In a highly atypical market environment, asset management is facing massive upheaval from its theory-based foundations. In his book Essays in Positive Investment Management (Economica), Pascal Blanqué, CIO and Deputy CEO at Amundi Asset Management, embarks on a crusade against certain absolute truths in asset management.
Building on his experience and financial markets’ recent behaviour, Blanqué sets about killing some sacred cows of financial theory, such as long-term investors, benchmarks and risk-free assets. He explains that ‘diversification never works when you really need it’ and concludes with the necessity of advisory services as the main source of added value when constructing both private and institutional portfolios.
It is true that putting together an asset allocation adapted to our clients’ needs has become something of a high-wire act. The theory of a ‘risk-free asset’ — which says that there’s no danger that government bonds will not be paid back, hence they are the cornerstones of the main portfolio-construction theories — has been firmly debunked in the wake of the recent crisis. At the same time, other types of investment that are supposed to bring real diversification to portfolios, such as hedge funds, have not been able to stay decorrelated from the financial markets in periods of high volatility.
Then there is the appearance of negative interest rates in the majority of developed markets; this is truly anomalous and is causing a major upheaval in terms of the foundations on which diversified portfolios are built.
All this means that it is increasingly tough for investors to achieve their performance objectives — objectives which are supposed to enable them to meet their own liabilities. In this context, a paradox has emerged: while the performance objectives can no longer be achieved without a significant allocation to risk assets, the demands of private clients in terms of security and liquidity have never been so great, to the point that they even accept negative returns as long as their nominal capital is guaranteed.
Alongside this, the risk associated with the lack of liquidity — especially in the bond space — has increased sharply, despite the abundance of liquidity on the markets that has been generated by the various monetary easing programmes in operation at the moment. This absurd situation is, above all, the result of new regulations that have had an impact on investment bankers’ strategies, which has strictly limited market makers’ means, whose role it had been to ensure market liquidity.
In this type of new environment, traditional financial benchmarks, which are often abstract and, above all, based on historical models, no longer serve as a point of reference. In many cases, they have become inadequate for defining a private client’s risk profile and putting together their asset allocation.
In order to overcome this hurdle, investors have in recent years tended, by default, to seek refuge in passive asset management, particularly in exchange-traded funds, to the detriment of active asset management.
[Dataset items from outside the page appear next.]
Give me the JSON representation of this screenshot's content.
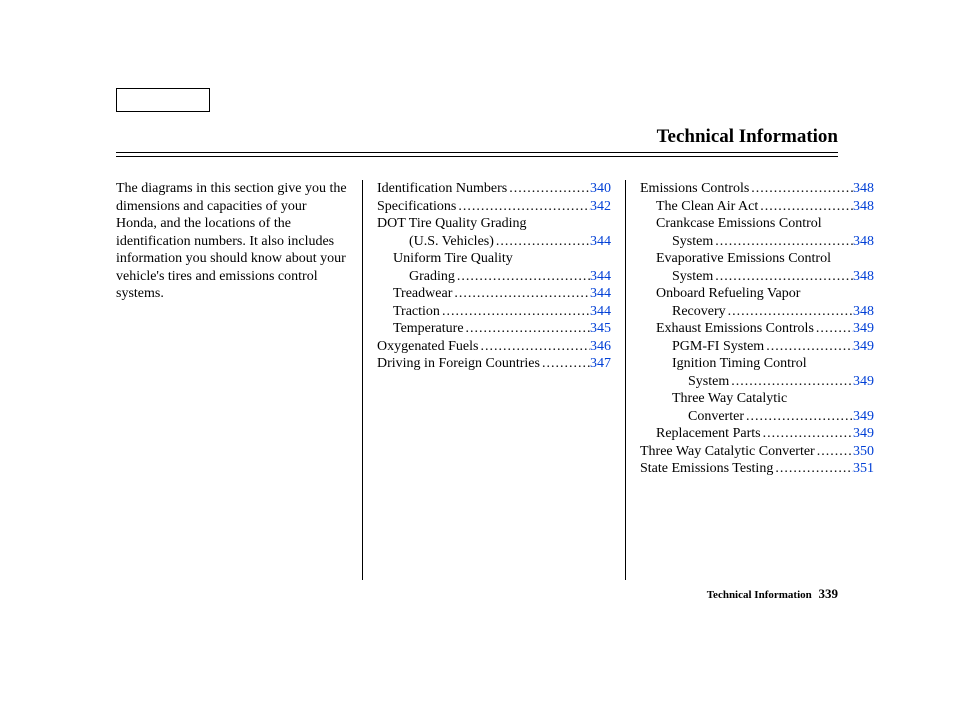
{
  "title": "Technical Information",
  "intro": "The diagrams in this section give you the dimensions and capacities of your Honda, and the locations of the identification numbers. It also includes information you should know about your vehicle's tires and emissions control systems.",
  "col2": [
    {
      "type": "entry",
      "indent": 0,
      "label": "Identification Numbers",
      "page": "340"
    },
    {
      "type": "entry",
      "indent": 0,
      "label": "Specifications",
      "page": "342"
    },
    {
      "type": "text",
      "indent": 0,
      "label": "DOT Tire Quality Grading"
    },
    {
      "type": "entry",
      "indent": 2,
      "label": "(U.S. Vehicles)",
      "page": "344"
    },
    {
      "type": "text",
      "indent": 1,
      "label": "Uniform Tire Quality"
    },
    {
      "type": "entry",
      "indent": 2,
      "label": "Grading",
      "page": "344"
    },
    {
      "type": "entry",
      "indent": 1,
      "label": "Treadwear",
      "page": "344"
    },
    {
      "type": "entry",
      "indent": 1,
      "label": "Traction",
      "page": "344"
    },
    {
      "type": "entry",
      "indent": 1,
      "label": "Temperature",
      "page": "345"
    },
    {
      "type": "entry",
      "indent": 0,
      "label": "Oxygenated Fuels",
      "page": "346"
    },
    {
      "type": "entry",
      "indent": 0,
      "label": "Driving in Foreign Countries",
      "page": "347"
    }
  ],
  "col3": [
    {
      "type": "entry",
      "indent": 0,
      "label": "Emissions Controls",
      "page": "348"
    },
    {
      "type": "entry",
      "indent": 1,
      "label": "The Clean Air Act",
      "page": "348"
    },
    {
      "type": "text",
      "indent": 1,
      "label": "Crankcase Emissions Control"
    },
    {
      "type": "entry",
      "indent": 2,
      "label": "System",
      "page": "348"
    },
    {
      "type": "text",
      "indent": 1,
      "label": "Evaporative Emissions Control"
    },
    {
      "type": "entry",
      "indent": 2,
      "label": "System",
      "page": "348"
    },
    {
      "type": "text",
      "indent": 1,
      "label": "Onboard Refueling Vapor"
    },
    {
      "type": "entry",
      "indent": 2,
      "label": "Recovery",
      "page": "348"
    },
    {
      "type": "entry",
      "indent": 1,
      "label": "Exhaust Emissions Controls",
      "page": "349"
    },
    {
      "type": "entry",
      "indent": 2,
      "label": "PGM-FI System",
      "page": "349"
    },
    {
      "type": "text",
      "indent": 2,
      "label": "Ignition Timing Control"
    },
    {
      "type": "entry",
      "indent": 3,
      "label": "System",
      "page": "349"
    },
    {
      "type": "text",
      "indent": 2,
      "label": "Three Way Catalytic"
    },
    {
      "type": "entry",
      "indent": 3,
      "label": "Converter",
      "page": "349"
    },
    {
      "type": "entry",
      "indent": 1,
      "label": "Replacement Parts",
      "page": "349"
    },
    {
      "type": "entry",
      "indent": 0,
      "label": "Three Way Catalytic Converter",
      "page": "350"
    },
    {
      "type": "entry",
      "indent": 0,
      "label": "State Emissions Testing",
      "page": "351"
    }
  ],
  "footer": {
    "section": "Technical Information",
    "page": "339"
  }
}
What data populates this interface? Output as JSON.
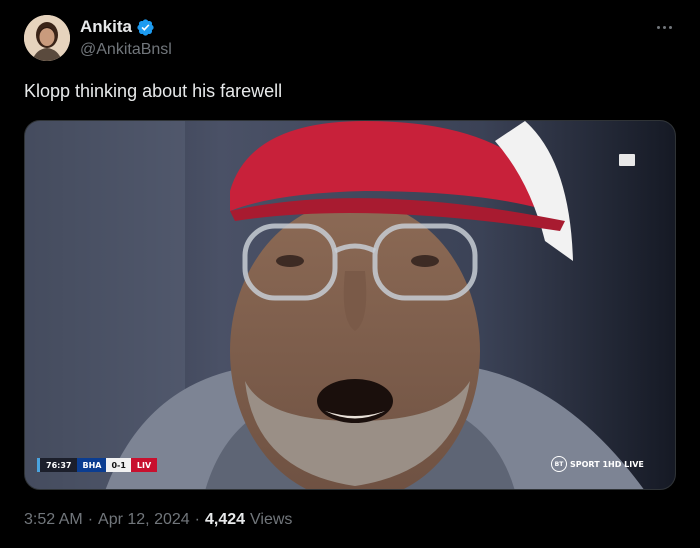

Although these instruments are efficient and inexpensive, they do not meet the majority of investors’ needs in terms of absolute performance.
Faced with the ineffectiveness of classic asset management theories at responding to the needs of a sophisticated private clientele, the need for and value of personalised financial advice can only increase. Asset management and advisory can no longer be carried out without a precise understanding of liabilities, and they have to include the long-term financing needs with a view to investment, retirement and inheritance.
This means a new type of wealth management is emerging, one based on taking account of a client’s whole estate and optimising their liabilities. These are the needs of the future, and no longer the expectation of a relative performance defined by a benchmark. Within this framework, advisory will remain private bankers’ holy grail.
There’s also the matter, above all else, of avoiding falling into the trap of excessive standardisation and automation of advisory, which in general is not dictated by understanding a client’s long-term situation and their needs, but rather by the conservative management of banks’ reputational and regulatory risks.
In the final analysis, these upheavals constitute a real opportunity for wealth management, as it is for example in Switzerland; private clients have traditionally sought out long-term asset management and absolute performance, accepting the risk of low liquidity as long as their investment aims are achieved.
Our profession is based on the deep understanding of HNWs’ total wealth, as well as their needs in the short and long term. This historically privileged access to what one might call the true benchmark is an essential advantage and a mark of success and longevity.
Pure-play private banks therefore have exactly the weapons they need in their armoury to defend against a competition that often targets clients’ short-term needs, with the associated constraints on relative performance and liquidity that are totally different. It falls to us to put the necessary tools in place to rise to the challenge and respond to the needs of our clients.